In Al Anon (a support group for family members of those who struggle with addiction – Twelve Step) I learned that if I can think for myself and figure out my own issues, then what makes me think others can’t do the same for themselves. Ahhh, herein lies the rub: we want to deflect from our own issues and project all the ways someone else needs to fix herself because our own challenges require that we work on ourselves. I know when I start bombarding someone with unsolicited advice, or even solicited advice and I go overboard with that advice, I need to check in with my sponsor or a good and trusted friend – and, I need to check in with myself.
It’s been eight years and seven months since my son died. I don’t think one ever gets over the loss. Every day for the rest of our lives is an adjustment. My son and I loved nature, and often we would marvel at God’s amazing and majestic gifts. There are many moments – throughout the day, every day, when I’m alone in an experience that I had shared with him for thirty-two years. I’ve had to find ways to enjoy those moments privately as I call Rikki’s beautiful spirit into the moment, just the two of us, Momma, and son.
I’ve learned to open space to share those moments with my husband now. Grief, for me, in the deepest part of myself, is a solo act. How does one share that level of darkness with someone else? I finally found solace in the grief sites I created. Finding a common experience in grief can provide comfort to a grieving heart. Finding empathy as part of group dynamics helps you to self-regulate and unburdens you from the heavy weight of grief for moments at a time.
Tonight, grief feels like a millstone around the neck, but that is only because I’m burned out and in much need of a short break. I love the acronym HALT; it stands for hungry, angry, lonely, and tired. In the Twelve Step program it is easy to remember this mnemonic to remind us to not make important decisions when we are in any of those states, and sometimes we experience all of those states in rapid succession.
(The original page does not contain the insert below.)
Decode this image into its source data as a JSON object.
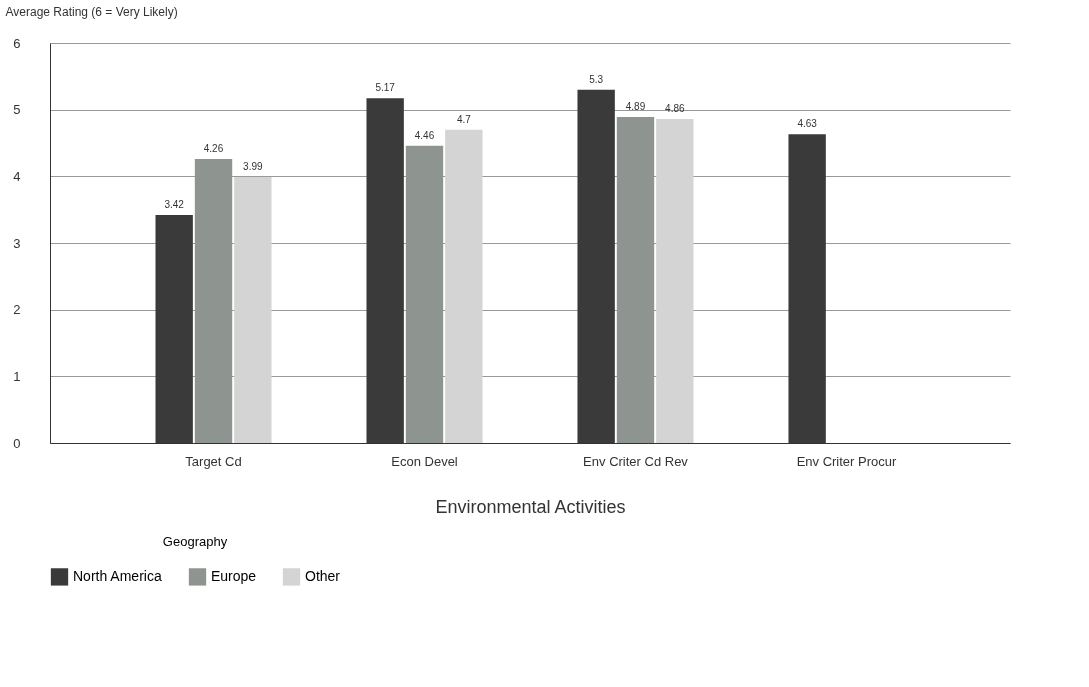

Some days we do.
I put on some Marvin Gaye and the AC is on for a bit during the 111-degree weather in my desert. I’m already starting to feel better. I purged from a space that needs replenishment. Naming the issues that prevent us from living wholly in a space of balance and self-love is a giant step toward self-actualization. What is best for YOU? Will others be mad at you if you take yourself out of the things you love – because they burn you out? It is a monumental feat to hang in there and soldier on when exhaustion temporarily blocks our ability to grieve constructively or to navigate the world in peace.
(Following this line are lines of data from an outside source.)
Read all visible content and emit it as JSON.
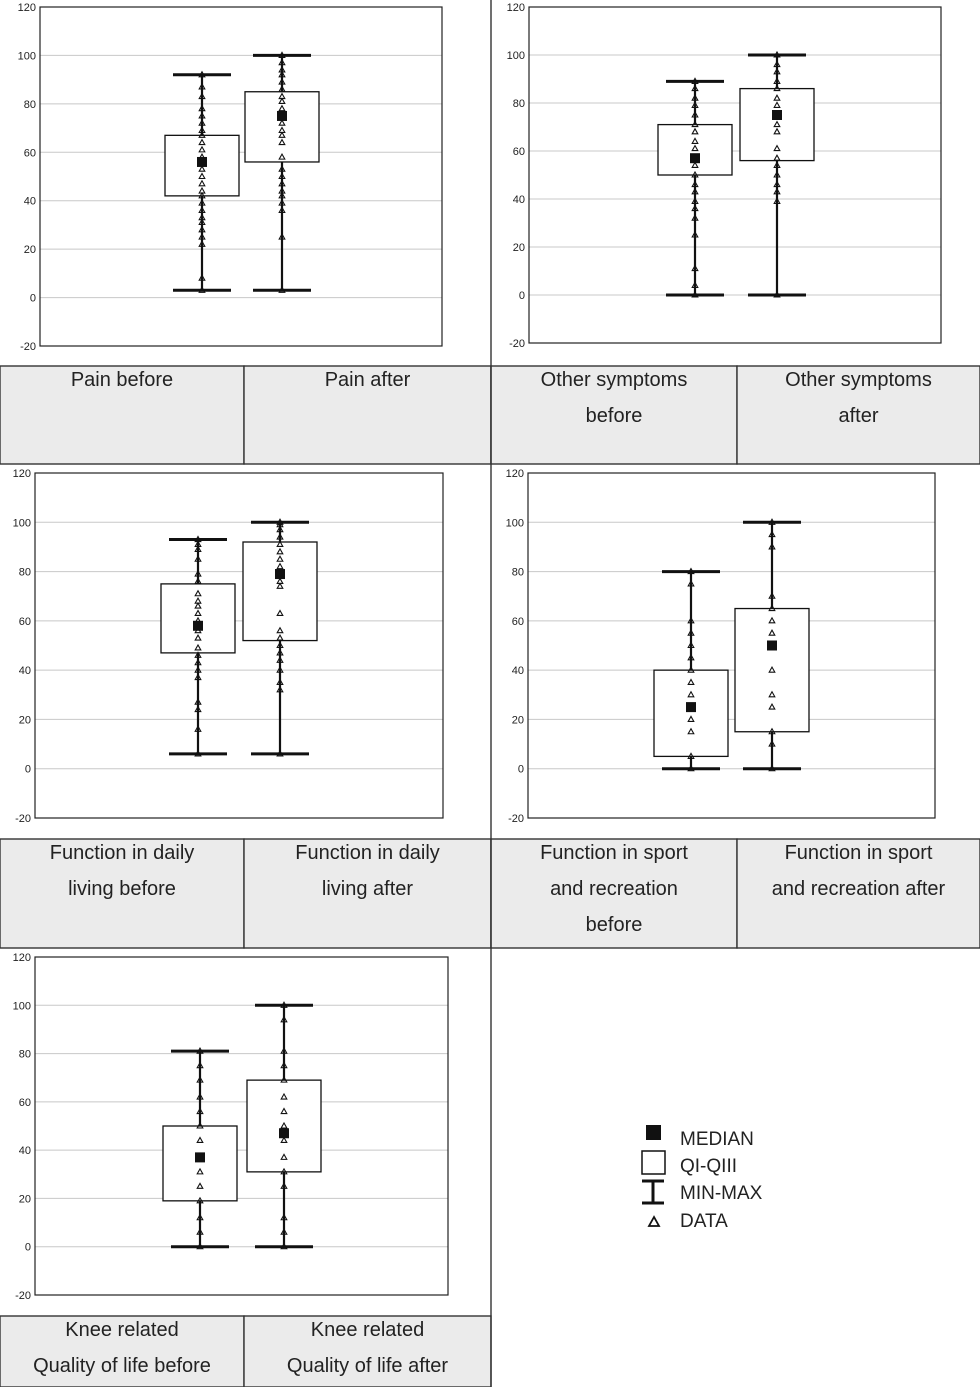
{
  "colors": {
    "box_stroke": "#111111",
    "median_fill": "#111111",
    "grid": "#c8c8c8",
    "label_cell_bg": "#ebebeb",
    "divider": "#333333"
  },
  "legend": {
    "median": "MEDIAN",
    "iqr": "QI-QIII",
    "minmax": "MIN-MAX",
    "data": "DATA"
  },
  "chart_data": [
    {
      "type": "box",
      "ylim": [
        -20,
        120
      ],
      "yticks": [
        -20,
        0,
        20,
        40,
        60,
        80,
        100,
        120
      ],
      "grid": true,
      "series": [
        {
          "label_lines": [
            "Pain before"
          ],
          "min": 3,
          "q1": 42,
          "median": 56,
          "q3": 67,
          "max": 92,
          "points": [
            3,
            8,
            22,
            25,
            28,
            31,
            33,
            36,
            39,
            42,
            44,
            47,
            50,
            53,
            56,
            58,
            61,
            64,
            67,
            69,
            72,
            75,
            78,
            83,
            87,
            92
          ]
        },
        {
          "label_lines": [
            "Pain after"
          ],
          "min": 3,
          "q1": 56,
          "median": 75,
          "q3": 85,
          "max": 100,
          "points": [
            3,
            25,
            36,
            39,
            42,
            44,
            47,
            50,
            53,
            58,
            64,
            67,
            69,
            72,
            75,
            78,
            81,
            83,
            86,
            89,
            92,
            94,
            97,
            100
          ]
        }
      ]
    },
    {
      "type": "box",
      "ylim": [
        -20,
        120
      ],
      "yticks": [
        -20,
        0,
        20,
        40,
        60,
        80,
        100,
        120
      ],
      "grid": true,
      "series": [
        {
          "label_lines": [
            "Other symptoms",
            "before"
          ],
          "min": 0,
          "q1": 50,
          "median": 57,
          "q3": 71,
          "max": 89,
          "points": [
            0,
            4,
            11,
            25,
            32,
            36,
            39,
            43,
            46,
            50,
            54,
            57,
            61,
            64,
            68,
            71,
            75,
            79,
            82,
            86,
            89
          ]
        },
        {
          "label_lines": [
            "Other symptoms",
            "after"
          ],
          "min": 0,
          "q1": 56,
          "median": 75,
          "q3": 86,
          "max": 100,
          "points": [
            0,
            39,
            43,
            46,
            50,
            54,
            57,
            61,
            68,
            71,
            75,
            79,
            82,
            86,
            89,
            93,
            96,
            100
          ]
        }
      ]
    },
    {
      "type": "box",
      "ylim": [
        -20,
        120
      ],
      "yticks": [
        -20,
        0,
        20,
        40,
        60,
        80,
        100,
        120
      ],
      "grid": true,
      "series": [
        {
          "label_lines": [
            "Function in daily",
            "living before"
          ],
          "min": 6,
          "q1": 47,
          "median": 58,
          "q3": 75,
          "max": 93,
          "points": [
            6,
            16,
            24,
            27,
            37,
            40,
            43,
            46,
            49,
            53,
            56,
            58,
            60,
            63,
            66,
            68,
            71,
            76,
            79,
            85,
            89,
            91,
            93
          ]
        },
        {
          "label_lines": [
            "Function in daily",
            "living after"
          ],
          "min": 6,
          "q1": 52,
          "median": 79,
          "q3": 92,
          "max": 100,
          "points": [
            6,
            32,
            35,
            40,
            44,
            47,
            50,
            53,
            56,
            63,
            74,
            76,
            79,
            82,
            85,
            88,
            91,
            94,
            97,
            99,
            100
          ]
        }
      ]
    },
    {
      "type": "box",
      "ylim": [
        -20,
        120
      ],
      "yticks": [
        -20,
        0,
        20,
        40,
        60,
        80,
        100,
        120
      ],
      "grid": true,
      "series": [
        {
          "label_lines": [
            "Function in sport",
            "and recreation",
            "before"
          ],
          "min": 0,
          "q1": 5,
          "median": 25,
          "q3": 40,
          "max": 80,
          "points": [
            0,
            5,
            15,
            20,
            25,
            30,
            35,
            40,
            45,
            50,
            55,
            60,
            75,
            80
          ]
        },
        {
          "label_lines": [
            "Function in sport",
            "and recreation after"
          ],
          "min": 0,
          "q1": 15,
          "median": 50,
          "q3": 65,
          "max": 100,
          "points": [
            0,
            10,
            15,
            25,
            30,
            40,
            50,
            55,
            60,
            65,
            70,
            90,
            95,
            100
          ]
        }
      ]
    },
    {
      "type": "box",
      "ylim": [
        -20,
        120
      ],
      "yticks": [
        -20,
        0,
        20,
        40,
        60,
        80,
        100,
        120
      ],
      "grid": true,
      "series": [
        {
          "label_lines": [
            "Knee related",
            "Quality of life before"
          ],
          "min": 0,
          "q1": 19,
          "median": 37,
          "q3": 50,
          "max": 81,
          "points": [
            0,
            6,
            12,
            19,
            25,
            31,
            37,
            44,
            50,
            56,
            62,
            69,
            75,
            81
          ]
        },
        {
          "label_lines": [
            "Knee related",
            "Quality of life after"
          ],
          "min": 0,
          "q1": 31,
          "median": 47,
          "q3": 69,
          "max": 100,
          "points": [
            0,
            6,
            12,
            25,
            31,
            37,
            44,
            50,
            56,
            62,
            69,
            75,
            81,
            94,
            100
          ]
        }
      ]
    }
  ]
}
When I was in grief, in the early days and months of grief, everyone who loved me through it understood there was nothing they could do to help me through it. They did practical things which were among the kindest, most loving things ever. They brought us food for many days. They came and sat with me, or they left me alone – if space alone with my tears was what I needed.
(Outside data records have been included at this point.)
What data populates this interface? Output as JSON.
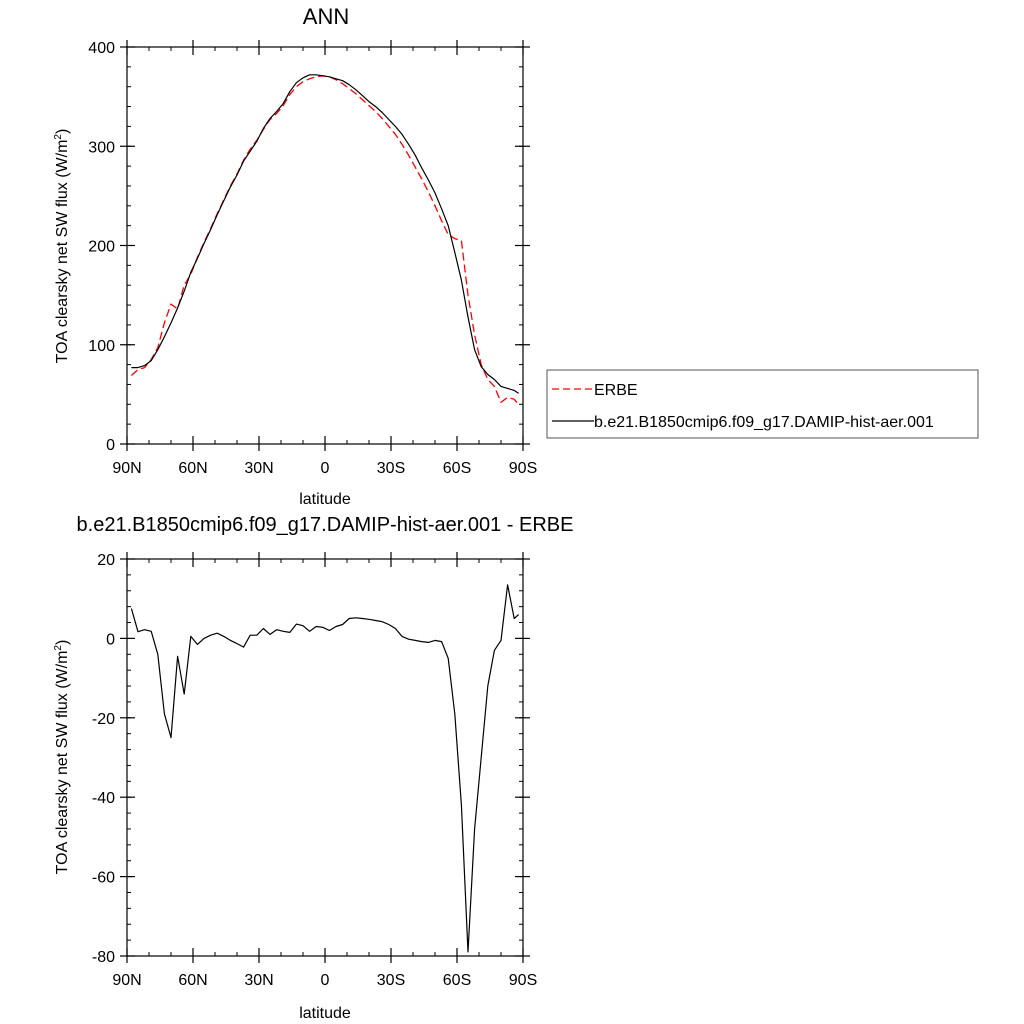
{
  "chart_data": [
    {
      "type": "line",
      "title": "ANN",
      "xlabel": "latitude",
      "ylabel": "TOA clearsky net SW flux (W/m",
      "ylabel_sup": "2",
      "ylabel_close": ")",
      "xlim": [
        90,
        -90
      ],
      "ylim": [
        0,
        400
      ],
      "xticks": [
        90,
        60,
        30,
        0,
        -30,
        -60,
        -90
      ],
      "xtick_labels": [
        "90N",
        "60N",
        "30N",
        "0",
        "30S",
        "60S",
        "90S"
      ],
      "yticks": [
        0,
        100,
        200,
        300,
        400
      ],
      "ytick_labels": [
        "0",
        "100",
        "200",
        "300",
        "400"
      ],
      "legend": "right",
      "series": [
        {
          "name": "ERBE",
          "color": "#ff0000",
          "dash": "dashed",
          "x": [
            88,
            85,
            82,
            79,
            76,
            73,
            70,
            67,
            64,
            61,
            58,
            55,
            52,
            49,
            46,
            43,
            40,
            37,
            34,
            31,
            28,
            25,
            22,
            19,
            16,
            13,
            10,
            7,
            4,
            1,
            -2,
            -5,
            -8,
            -11,
            -14,
            -17,
            -20,
            -23,
            -26,
            -29,
            -32,
            -35,
            -38,
            -41,
            -44,
            -47,
            -50,
            -53,
            -56,
            -59,
            -62,
            -65,
            -68,
            -71,
            -74,
            -77,
            -80,
            -83,
            -86,
            -88
          ],
          "y": [
            69,
            75,
            77,
            85,
            97,
            122,
            141,
            136,
            160,
            171,
            188,
            203,
            217,
            232,
            246,
            260,
            272,
            286,
            297,
            306,
            317,
            327,
            333,
            341,
            352,
            360,
            365,
            368,
            370,
            371,
            370,
            367,
            363,
            358,
            353,
            347,
            341,
            335,
            328,
            320,
            312,
            302,
            291,
            279,
            267,
            254,
            240,
            225,
            211,
            207,
            205,
            150,
            110,
            80,
            65,
            58,
            42,
            47,
            45,
            40
          ]
        },
        {
          "name": "b.e21.B1850cmip6.f09_g17.DAMIP-hist-aer.001",
          "color": "#000000",
          "dash": "solid",
          "x": [
            88,
            85,
            82,
            79,
            76,
            73,
            70,
            67,
            64,
            61,
            58,
            55,
            52,
            49,
            46,
            43,
            40,
            37,
            34,
            31,
            28,
            25,
            22,
            19,
            16,
            13,
            10,
            7,
            4,
            1,
            -2,
            -5,
            -8,
            -11,
            -14,
            -17,
            -20,
            -23,
            -26,
            -29,
            -32,
            -35,
            -38,
            -41,
            -44,
            -47,
            -50,
            -53,
            -56,
            -59,
            -62,
            -65,
            -68,
            -71,
            -74,
            -77,
            -80,
            -83,
            -86,
            -88
          ],
          "y": [
            77,
            77,
            79,
            84,
            95,
            108,
            122,
            137,
            154,
            173,
            187,
            202,
            216,
            231,
            245,
            259,
            271,
            285,
            295,
            305,
            318,
            328,
            335,
            343,
            355,
            364,
            369,
            372,
            372,
            371,
            370,
            368,
            366,
            362,
            357,
            351,
            345,
            340,
            334,
            327,
            320,
            312,
            302,
            291,
            278,
            266,
            253,
            237,
            220,
            193,
            165,
            128,
            95,
            78,
            70,
            65,
            58,
            56,
            54,
            51
          ]
        }
      ]
    },
    {
      "type": "line",
      "title": "b.e21.B1850cmip6.f09_g17.DAMIP-hist-aer.001 - ERBE",
      "xlabel": "latitude",
      "ylabel": "TOA clearsky net SW flux (W/m",
      "ylabel_sup": "2",
      "ylabel_close": ")",
      "xlim": [
        90,
        -90
      ],
      "ylim": [
        -80,
        20
      ],
      "xticks": [
        90,
        60,
        30,
        0,
        -30,
        -60,
        -90
      ],
      "xtick_labels": [
        "90N",
        "60N",
        "30N",
        "0",
        "30S",
        "60S",
        "90S"
      ],
      "yticks": [
        -80,
        -60,
        -40,
        -20,
        0,
        20
      ],
      "ytick_labels": [
        "-80",
        "-60",
        "-40",
        "-20",
        "0",
        "20"
      ],
      "series": [
        {
          "color": "#000000",
          "dash": "solid",
          "x": [
            88,
            85,
            82,
            79,
            76,
            73,
            70,
            67,
            64,
            61,
            58,
            55,
            52,
            49,
            46,
            43,
            40,
            37,
            34,
            31,
            28,
            25,
            22,
            19,
            16,
            13,
            10,
            7,
            4,
            1,
            -2,
            -5,
            -8,
            -11,
            -14,
            -17,
            -20,
            -23,
            -26,
            -29,
            -32,
            -35,
            -38,
            -41,
            -44,
            -47,
            -50,
            -53,
            -56,
            -59,
            -62,
            -65,
            -68,
            -71,
            -74,
            -77,
            -80,
            -83,
            -86,
            -88
          ],
          "y": [
            7.5,
            1.7,
            2.2,
            1.8,
            -4,
            -19,
            -25,
            -4.5,
            -14,
            0.5,
            -1.5,
            0,
            0.8,
            1.3,
            0.5,
            -0.5,
            -1.3,
            -2.2,
            0.8,
            0.8,
            2.5,
            1,
            2.2,
            1.8,
            1.5,
            3.6,
            3.2,
            1.8,
            3,
            2.8,
            2,
            3,
            3.5,
            5,
            5.2,
            5,
            4.8,
            4.5,
            4.2,
            3.5,
            2.5,
            0.5,
            -0.2,
            -0.5,
            -0.8,
            -1,
            -0.5,
            -0.8,
            -5,
            -19,
            -42,
            -79,
            -48,
            -30,
            -12,
            -3,
            -0.5,
            13.5,
            5,
            6
          ]
        }
      ]
    }
  ]
}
I’m grieving today over a few things, always my son, and the fact that I’m having to admit I’m not superwoman and sometimes, like in algebra, you must keep working at it until you get the right collection of numbers and x and y and all that stuff that I hold right up there in difficulty as when I had cancer (I’m not kidding), begins to make sense.
I‘m taking this summer to heal, to regroup, to grow and to live passionately out loud, with more breaks in between being fabulous 😉— before I reach critical mass — again. If I don’t take time to resurrect myself, I will most assuredly burn out to the point of a difficult return to healthy grieving and meaningful living. I’m tired, very, very tired on this peaceful evening.
But — I won’t be making any decisions tonight.
Dedicated to Rage Against the Machine; I am, indeed, sleeping through the fire.